Anton Brink, Sunship’s Bass guitarist and local “tinkerer extraordinaire,” has taken on a new challenge, combining scientific knowledge with artistic and musical expression.
Anton Brink, Sunship’s Bass guitarist and local “tinkerer extraordinaire,” has taken on a new challenge, combining scientific knowledge with artistic and musical expression.
With a formal academic background in science and training in electronics, music and art he has embarked on a new creative endeavour to refurbish and recreate musical instruments into functional works of art.
For his latest project, Brink converted an almost unplayable guitar into a masterpiece.
He re-built a guitar, almost from scratch, for Lizzie Gaisford, a member of The Fishwives.
“I removed about four layers of paint, replaced the parts I couldn’t rescue, and re-curved the body,” he said.
He explained how the entire project was a learning curve, even as he worked to re-curve the body of the guitar, the fish shape started to form and he embraced it.
“[Gaisford] said to go with a watery, Fishwives-like theme,” which he said inspired the colour and form.
“The electrics were shot. I redesigned them into my own weird idea of how they should work.”
After a Master’s degree in physical sciences at Rhodes University and achieving his PhD in Applied Mathematics at Wits University, Brink chose to focus on his budding artistic career instead of the academic life.
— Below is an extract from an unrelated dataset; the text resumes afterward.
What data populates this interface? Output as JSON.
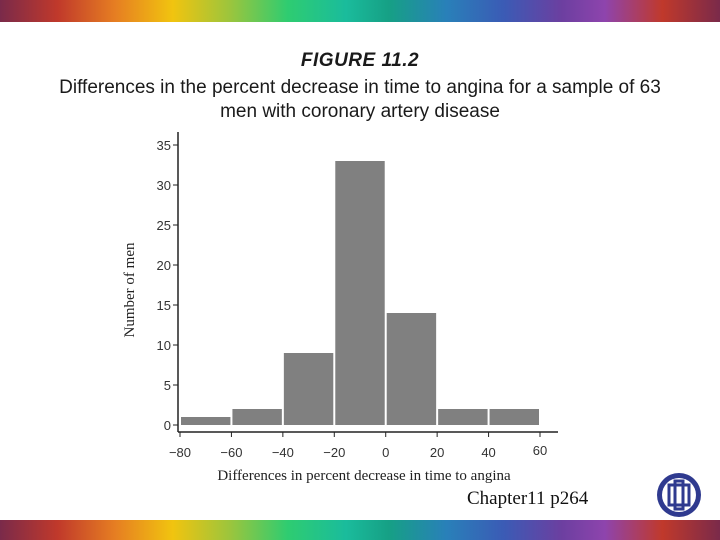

“At the time I felt quite jaded by academia, having studied and worked in academic environments for 14 years, when I became a full-time artist,” said Brink.
Brink, inspired by Surrealists Salvador Dalí and René Magritte, has been creating art in the form of paintings, sculptures and assemblages since 1996.
He has been enamoured with music for even longer.
In primary school he played the piano and violin until he became bored with the monotonous rehearsing and took-up guitar, “mainly because my parents didn’t like it,” he said, in jest.
He took a liking to the bass guitar around 1990 and admits that, as much as he has a knack for all the string instruments, bass is his number one.
“Making instruments brings it all together into one,” he said.
With very few people creating this kind of art in South Africa, the possibilities are endless and Brink plans to push the boundaries.
At the moment, Brink is taking on these projects as an exploration to get through the learning curve.
“Nothing is formalised,” he said, which is the nature of his preferred work environment. He is open to the idea of commissions and hopes in the future to do this “professionally, as a creative person.”
Brink has exhibited his work at the National Arts Festival, as well as in Johannesburg, Cape Town and George.
He plans on exhibiting his new art-form in galleries as well as through live performances – through which he hopes to change the audience experience.